Caminaba por delante de mí, a unos
metros de distancia que no evitaron que le reconociera por la espalda. El estómago
me dio un vuelco y aminoré el paso de manera que la pisada apenas rozaba el
suelo, como si de esa manera evitara que mi presencia fuera descubierta. No quería que se girara o sí, pero seguramente no, en realidad no lo sabía y dudé en dar la vuelta, o en doblar la próxima esquina para alejarme y que todo siguiera igual. Una manera de alejar el futuro siempre es evitar el
presente. Pero seguí caminando sin apartar la mirada de aquel movimiento oscilante
de brazos, de aquella cabeza que reconocería aun con la luz apagada.
Si aligeraba
el paso, los míos también lo hacían; si lo enlentecía, me paraba durante unos
segundos hasta que él retomaba el ritmo.
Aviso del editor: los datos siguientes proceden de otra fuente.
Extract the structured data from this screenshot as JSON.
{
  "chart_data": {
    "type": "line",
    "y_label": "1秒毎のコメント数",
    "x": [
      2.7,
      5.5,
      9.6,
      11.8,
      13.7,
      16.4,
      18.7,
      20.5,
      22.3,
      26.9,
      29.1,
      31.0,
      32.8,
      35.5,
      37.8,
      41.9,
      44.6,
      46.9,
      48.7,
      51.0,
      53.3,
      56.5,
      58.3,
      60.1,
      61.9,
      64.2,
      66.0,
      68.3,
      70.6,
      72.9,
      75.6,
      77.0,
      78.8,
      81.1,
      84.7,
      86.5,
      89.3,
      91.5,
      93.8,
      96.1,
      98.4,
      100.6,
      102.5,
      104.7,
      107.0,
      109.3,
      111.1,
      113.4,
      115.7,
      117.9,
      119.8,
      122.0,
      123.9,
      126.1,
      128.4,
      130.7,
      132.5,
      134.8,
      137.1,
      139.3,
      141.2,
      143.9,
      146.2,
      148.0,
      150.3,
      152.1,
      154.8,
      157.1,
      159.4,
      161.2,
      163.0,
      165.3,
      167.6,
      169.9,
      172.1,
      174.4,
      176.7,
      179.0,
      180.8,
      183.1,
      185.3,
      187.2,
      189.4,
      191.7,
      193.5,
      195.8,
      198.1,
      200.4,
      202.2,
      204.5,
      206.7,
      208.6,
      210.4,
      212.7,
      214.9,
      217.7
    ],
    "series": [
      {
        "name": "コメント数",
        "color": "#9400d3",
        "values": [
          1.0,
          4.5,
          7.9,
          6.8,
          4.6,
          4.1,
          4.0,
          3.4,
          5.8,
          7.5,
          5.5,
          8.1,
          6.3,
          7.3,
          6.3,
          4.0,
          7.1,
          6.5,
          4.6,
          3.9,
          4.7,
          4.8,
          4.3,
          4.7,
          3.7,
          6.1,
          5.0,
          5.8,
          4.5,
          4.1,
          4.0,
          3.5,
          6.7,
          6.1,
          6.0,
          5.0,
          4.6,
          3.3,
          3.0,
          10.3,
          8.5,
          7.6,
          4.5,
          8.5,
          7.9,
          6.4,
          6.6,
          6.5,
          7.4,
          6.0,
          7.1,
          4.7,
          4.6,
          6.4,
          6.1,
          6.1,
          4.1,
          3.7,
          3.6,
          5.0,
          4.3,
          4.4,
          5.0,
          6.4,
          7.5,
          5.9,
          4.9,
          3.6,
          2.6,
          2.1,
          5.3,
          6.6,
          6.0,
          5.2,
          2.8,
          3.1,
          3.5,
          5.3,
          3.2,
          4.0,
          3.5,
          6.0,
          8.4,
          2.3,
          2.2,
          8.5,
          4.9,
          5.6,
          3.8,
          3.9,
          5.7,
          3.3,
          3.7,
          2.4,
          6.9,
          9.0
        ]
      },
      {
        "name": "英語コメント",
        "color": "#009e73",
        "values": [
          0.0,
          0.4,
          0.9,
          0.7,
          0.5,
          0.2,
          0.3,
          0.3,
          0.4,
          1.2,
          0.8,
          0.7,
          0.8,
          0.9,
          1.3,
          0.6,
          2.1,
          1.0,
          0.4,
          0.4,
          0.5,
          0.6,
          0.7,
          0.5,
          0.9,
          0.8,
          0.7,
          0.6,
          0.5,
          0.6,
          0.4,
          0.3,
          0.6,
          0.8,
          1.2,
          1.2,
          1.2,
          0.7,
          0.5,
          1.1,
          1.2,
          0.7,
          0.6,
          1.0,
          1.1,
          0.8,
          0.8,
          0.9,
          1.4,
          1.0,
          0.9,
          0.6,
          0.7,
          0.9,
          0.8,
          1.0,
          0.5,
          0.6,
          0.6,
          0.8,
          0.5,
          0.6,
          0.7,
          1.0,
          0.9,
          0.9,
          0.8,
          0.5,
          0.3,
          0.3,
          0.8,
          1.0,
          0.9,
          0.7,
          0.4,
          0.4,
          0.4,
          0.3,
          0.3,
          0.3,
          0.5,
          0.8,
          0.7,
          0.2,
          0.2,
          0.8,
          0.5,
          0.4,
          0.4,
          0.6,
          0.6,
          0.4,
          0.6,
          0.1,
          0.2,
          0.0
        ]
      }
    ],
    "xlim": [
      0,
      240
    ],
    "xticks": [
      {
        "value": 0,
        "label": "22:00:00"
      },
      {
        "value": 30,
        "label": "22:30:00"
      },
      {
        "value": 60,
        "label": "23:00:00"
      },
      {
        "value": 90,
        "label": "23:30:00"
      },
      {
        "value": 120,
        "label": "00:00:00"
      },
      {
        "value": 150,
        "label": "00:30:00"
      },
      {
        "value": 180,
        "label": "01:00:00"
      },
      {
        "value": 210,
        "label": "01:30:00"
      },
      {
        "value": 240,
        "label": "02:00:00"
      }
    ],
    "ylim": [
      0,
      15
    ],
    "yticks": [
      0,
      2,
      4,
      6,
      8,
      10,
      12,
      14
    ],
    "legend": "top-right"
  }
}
Desconocía hacia donde se dirigía y mi
camino, ahora ya totalmente desviado, era una incógnita que no tenía intención
de resolver por ahora. Cruzó la avenida con el semáforo ya parpadeante y
yo, sin saber qué es lo que pretendía con ese seguimiento un tanto enfermizo e infantil, me paré para evitar coincidir
en la isleta central. Mientras esperaba el cambio de luces, le sonó el teléfono. Desde la
acera, unos metros por detrás, no alcanzaba a escuchar su voz, pero sus hombros se habían alzado
ligeramente, la espalda parecía en guardia y el paso, cuando se puso en marcha,
era mucho más decidido. Fue al alcanzar la
acera cuando le vi vuelto, mirando hacia mí, pero sin verme. Me detuve por prudencia,
por temor, por la insoportable sensación de ser descubierta en una falta que no
había buscado; y ahí estaba yo, perdida por dentro, sintiendo los pies frágiles
e indecisos e invisible. Su mirada andaba lejos de allí. Seguí caminando, sabiéndole cada vez más cerca, con la única idea de acariciarle el pelo
y sentir, quizá por última vez, el calor de su piel en mi mano.